Passar pelos intervalos da Chuva


Notas sobre o Cenário Macroeconómico do Programa de Estabilidade 2017/2021
  1. Uma nota prévia para referir que qualquer cenário macroeconómico plurianual, dadas as enormes incertezas na evolução do enquadramento internacional e a sua repercussão na realidade nacional, tem a sua importância concentrada nas previsões para o corrente ano e para o ano seguinte, enquanto as previsões para os restantes anos são meramente indicativas.
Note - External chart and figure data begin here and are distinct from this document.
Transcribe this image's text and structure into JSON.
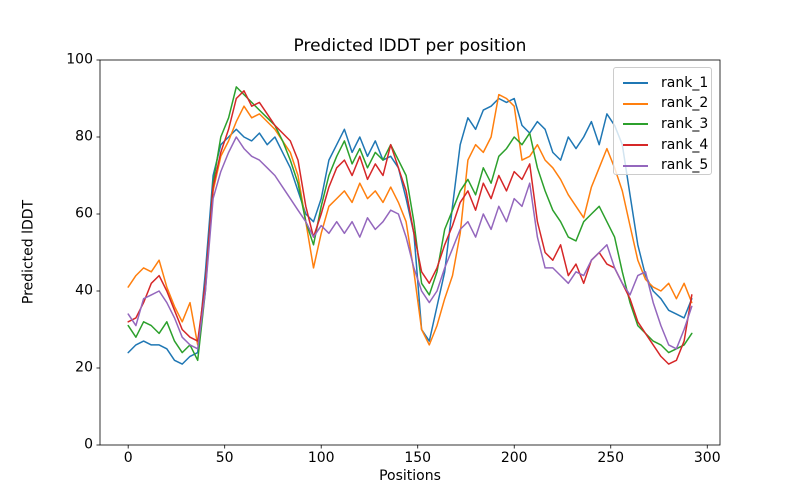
{
  "chart_data": {
    "type": "line",
    "title": "Predicted lDDT per position",
    "xlabel": "Positions",
    "ylabel": "Predicted lDDT",
    "xlim": [
      -14.6,
      306.6
    ],
    "ylim": [
      0,
      100
    ],
    "xticks": [
      0,
      50,
      100,
      150,
      200,
      250,
      300
    ],
    "yticks": [
      0,
      20,
      40,
      60,
      80,
      100
    ],
    "grid": false,
    "legend_position": "upper right",
    "x": [
      0,
      4,
      8,
      12,
      16,
      20,
      24,
      28,
      32,
      36,
      40,
      44,
      48,
      52,
      56,
      60,
      64,
      68,
      72,
      76,
      80,
      84,
      88,
      92,
      96,
      100,
      104,
      108,
      112,
      116,
      120,
      124,
      128,
      132,
      136,
      140,
      144,
      148,
      152,
      156,
      160,
      164,
      168,
      172,
      176,
      180,
      184,
      188,
      192,
      196,
      200,
      204,
      208,
      212,
      216,
      220,
      224,
      228,
      232,
      236,
      240,
      244,
      248,
      252,
      256,
      260,
      264,
      268,
      272,
      276,
      280,
      284,
      288,
      292
    ],
    "series": [
      {
        "name": "rank_1",
        "color": "#1f77b4",
        "values": [
          24,
          26,
          27,
          26,
          26,
          25,
          22,
          21,
          23,
          24,
          45,
          70,
          78,
          80,
          82,
          80,
          79,
          81,
          78,
          80,
          76,
          72,
          66,
          60,
          58,
          64,
          74,
          78,
          82,
          76,
          80,
          75,
          79,
          74,
          75,
          72,
          64,
          55,
          30,
          27,
          36,
          45,
          62,
          78,
          85,
          82,
          87,
          88,
          90,
          89,
          90,
          83,
          81,
          84,
          82,
          76,
          74,
          80,
          77,
          80,
          84,
          78,
          86,
          83,
          78,
          65,
          52,
          44,
          40,
          38,
          35,
          34,
          33,
          38
        ]
      },
      {
        "name": "rank_2",
        "color": "#ff7f0e",
        "values": [
          41,
          44,
          46,
          45,
          48,
          41,
          36,
          32,
          37,
          26,
          42,
          66,
          75,
          79,
          84,
          88,
          85,
          86,
          84,
          82,
          79,
          76,
          70,
          58,
          46,
          55,
          62,
          64,
          66,
          63,
          68,
          64,
          66,
          63,
          67,
          63,
          58,
          45,
          30,
          26,
          31,
          38,
          44,
          55,
          74,
          78,
          76,
          80,
          91,
          90,
          88,
          74,
          75,
          78,
          74,
          72,
          69,
          65,
          62,
          59,
          67,
          72,
          77,
          72,
          66,
          57,
          48,
          43,
          41,
          40,
          42,
          38,
          42,
          37
        ]
      },
      {
        "name": "rank_3",
        "color": "#2ca02c",
        "values": [
          31,
          28,
          32,
          31,
          29,
          32,
          27,
          24,
          26,
          22,
          40,
          68,
          80,
          85,
          93,
          91,
          89,
          87,
          85,
          83,
          79,
          74,
          68,
          58,
          52,
          62,
          70,
          75,
          79,
          73,
          77,
          72,
          76,
          74,
          78,
          74,
          70,
          58,
          42,
          39,
          45,
          56,
          61,
          66,
          69,
          65,
          72,
          68,
          75,
          77,
          80,
          78,
          81,
          72,
          66,
          61,
          58,
          54,
          53,
          58,
          60,
          62,
          58,
          54,
          45,
          37,
          31,
          29,
          27,
          26,
          24,
          25,
          26,
          29
        ]
      },
      {
        "name": "rank_4",
        "color": "#d62728",
        "values": [
          32,
          33,
          37,
          42,
          44,
          40,
          35,
          30,
          28,
          27,
          42,
          67,
          76,
          82,
          90,
          92,
          88,
          89,
          86,
          83,
          81,
          79,
          74,
          62,
          54,
          60,
          67,
          72,
          74,
          70,
          75,
          69,
          73,
          70,
          78,
          72,
          66,
          55,
          45,
          42,
          46,
          52,
          57,
          63,
          66,
          61,
          68,
          64,
          70,
          66,
          71,
          69,
          73,
          58,
          50,
          48,
          52,
          44,
          47,
          42,
          48,
          50,
          47,
          46,
          42,
          38,
          32,
          29,
          26,
          23,
          21,
          22,
          27,
          39
        ]
      },
      {
        "name": "rank_5",
        "color": "#9467bd",
        "values": [
          34,
          31,
          38,
          39,
          40,
          37,
          33,
          28,
          26,
          25,
          40,
          64,
          71,
          76,
          80,
          77,
          75,
          74,
          72,
          70,
          67,
          64,
          61,
          58,
          54,
          57,
          55,
          58,
          55,
          58,
          54,
          59,
          56,
          58,
          61,
          60,
          54,
          46,
          40,
          37,
          40,
          46,
          51,
          56,
          58,
          54,
          60,
          56,
          62,
          58,
          64,
          62,
          68,
          54,
          46,
          46,
          44,
          42,
          45,
          44,
          48,
          50,
          52,
          46,
          42,
          39,
          44,
          45,
          37,
          31,
          26,
          25,
          30,
          36
        ]
      }
    ]
  }
}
  2. Neste seu cenário macroeconómico o Governo começa por rever a sua última previsão de crescimento do PIB em 2017, previsão esta apresentada com OE/2017, de 1,5% para 1,8%. Curiosamente esta era a previsão que há um ano atrás o Governo avançava para 2017.
  3. Para esta subida na evolução do PIB em 2017, o Governo estima uma melhoria na previsão do crescimento do consumo privado (de 1,5% no OE/2017 para 1,6%), uma menor queda no consumo público (de - 1,2% para -1,0%), uma considerável melhoria na evolução do investimento de 3,1% para 4,8%, uma melhoria na evolução das exportações (de 4,2% para 4,5%) e um pior comportamento das importações de 3,6% para 4,1%.
  4. Resulta do que atrás foi referido que o contributo da procura interna é bem mais positivo neste cenário macroeconómico do que com o OE/2017, passa de 1,2% para 1,7%. Dentro da procura interna os maiores contributos para a evolução favorável do PIB virão de acordo com o Governo, do investimento.
  5. Neste cenário macroeconómico agora apresentado pelo Governo, para os anos seguintes 2018 a 2021, continua a apostar-se num crescimento contínuo do PIB de mais 0,1 pontos percentuais por ano, continua a apostar-se num crescimento do investimento de 5,1% em 2018 e 2019, de 4,8% em 2020 e de 4,7% em 2021, num crescimento do consumo privado de 1,6% ao ano e por uma quase contínua melhoria do consumo público.
  6. Para a previsão de um crescimento sustentado das exportações o governo conta com um crescimento considerável da procura externa de bens dirigida à nossa economia. Em 2017 prevê-se um crescimento desta de 3,9%, enquanto para os anos seguintes se aposta num contínuo crescimento de 4,1%. O preço do barril de petróleo brent prevê-se que permaneça em torno dos 55 e 56 dólares (não será demasiado optimismo??).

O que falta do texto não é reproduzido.